I have joined a job in a travel agency and will be able to look after myself and Gruvin. Once Bittoo gets married, I will make suitable arrangements for Gruvin. What happened to the divorce case.

Did you discuss the matter with your parents or Dimpy. If you have not done then let me know. I can do it here with your parents if you want. Since I want to make my career and future, I want to be independent and I do not want to stick around with you or your parent. You are at liberty to do what you like. No one is going to stop you. I had married you on my own and without our parents consent and I am now leaving you on my own. So we should not hold any one responsible for this. We are both responsible for this.

As for Gruvin, he is still too young. We could decide about him once he grows up. You may decide what is best for him. I do not want to write any further. Let me know about everything at the earliest."

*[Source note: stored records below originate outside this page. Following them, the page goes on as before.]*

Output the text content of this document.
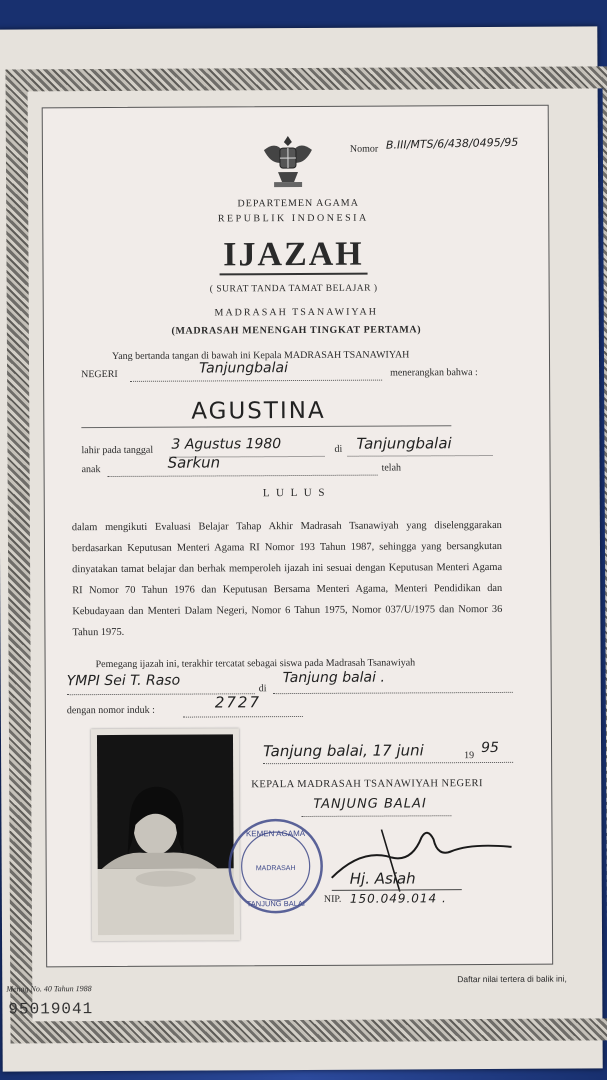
Nomor B.III/MTS/6/438/0495/95
DEPARTEMEN AGAMA
REPUBLIK INDONESIA
IJAZAH
( SURAT TANDA TAMAT BELAJAR )
MADRASAH TSANAWIYAH
(MADRASAH MENENGAH TINGKAT PERTAMA)
Yang bertanda tangan di bawah ini Kepala MADRASAH TSANAWIYAH
NEGERI	Tanjungbalai	menerangkan bahwa :
AGUSTINA
lahir pada tanggal 3 Agustus 1980	di Tanjungbalai
anak	Sarkun	telah
L U L U S
dalam mengikuti Evaluasi Belajar Tahap Akhir Madrasah Tsanawiyah yang diselenggarakan berdasarkan Keputusan Menteri Agama RI Nomor 193 Tahun 1987, sehingga yang bersangkutan dinyatakan tamat belajar dan berhak memperoleh ijazah ini sesuai dengan Keputusan Menteri Agama RI Nomor 70 Tahun 1976 dan Keputusan Bersama Menteri Agama, Menteri Pendidikan dan Kebudayaan dan Menteri Dalam Negeri, Nomor 6 Tahun 1975, Nomor 037/U/1975 dan Nomor 36 Tahun 1975.
Pemegang ijazah ini, terakhir tercatat sebagai siswa pada Madrasah Tsanawiyah
YMPI Sei T. Raso	di
Tanjung balai .
dengan nomor induk :	2727
Tanjung balai, 17 juni	19 95
KEPALA MADRASAH TSANAWIYAH NEGERI
TANJUNG BALAI
KEMEN AGAMA
MADRASAH
TANJUNG BALAI
Hj. Asiah
NIP. 150.049.014 .
Menag No. 40 Tahun 1988
Daftar nilai tertera di balik ini,
95019041
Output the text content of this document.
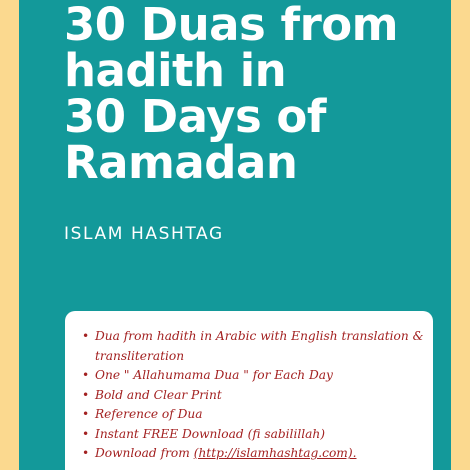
30 Duas from
hadith in
30 Days of
Ramadan
ISLAM HASHTAG
• Dua from hadith in Arabic with English translation & transliteration
• One " Allahumama Dua " for Each Day
• Bold and Clear Print
• Reference of Dua
• Instant FREE Download (fi sabilillah)
• Download from (http://islamhashtag.com).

8. The said leter clearly shows that respondent No. 2 had left her matrimonial home in March, 1993 and came to reside with her parents. The FIR was lodged on 10.6.1994. The said letter further shows that she had left her matrimonial home at her own free will and that till then she was neither harassed nor maltreated by the petitioners. Admittedly, the respondent No. 2 had filed her written statement before the family Court at Australia in the divorce proceedings instituted by her husband. This written statement is conspicuous by the absence of any allegations whatsoever against the petitioners. On the contrary, the averments made in para No. 7(h) of the said written statement contains a declaration made by the petitioners that none else but the respondent No. 2 would truly remain their daughter-in-law. The aforesaid documents clearly falsify the averments made by the respondent No. 2 in her FIR that she was harassed or maltreated by the petitioners in connection with the dowry demand. In that view of the matter, there is no prospect of the case ending in conviction of the petitioners, under Section 498-A IPC.

9. As regards the offence under Section 406 IPC, the respondent No. 2 has clearly admitted in her letter dated 20.4.1993 that he had brought all her belongings at the time of leaving her matrimonial home. That being so, there is also no prospect of the case ending in conviction of the petitioners under Section 406 IPC.

10. It appears that the respondent No. 2 is really aggrieved by the treacherous and adulterous conduct of her husband. On arrival at Australia, little did she then anticipate that her husband, to whom she pressed to her heart with all the odour of love and of youthful passion, could ever fall a victim to a case of adulterous lust. Gradually, she discovered that a serpent in the form of a woman had entered into the paradise of her happiness and her husband had fallen. Dispirited and discouraged at the failure to regain her husband's love and affection, she left Australia and came to India. She was not only forever deprived of the comfort and society of the husband she so adored, that not only her innocent child robbed of his father's pure affection, but she herself was placed in a situation too dreadful, too terrible to be endured. however, the petitioners cannot be made to suffer on account of the respondent's failure to defend her domestic citadel from adulterous assault.

11. For the forgoing reasons, I am of the opinion that there is no prospect of the case ending in conviction of the petitioners under Sections 498-A/406/34 IPC and allowing the proceedings to continue and thereby forcing the petitioners to face the ordeal of trial would be an abuse of the process of the Court. Consequently, the petition is allowed and the criminal proceedings emanating from the FIR No. 317/94 under Sections 498-A/406/34 IPC and pending on the file of the Metropolitan Magistrate are quashed qua the petitioners. Their bail bonds are discharged. Before parting with this order, I may make it clear that I am not expressing any opinion on the merits of the case of the accused Harpreet Singh and the court trying the case shall not be influenced by any of the observations made in this order quashing the proceedings in respect of the petitioners.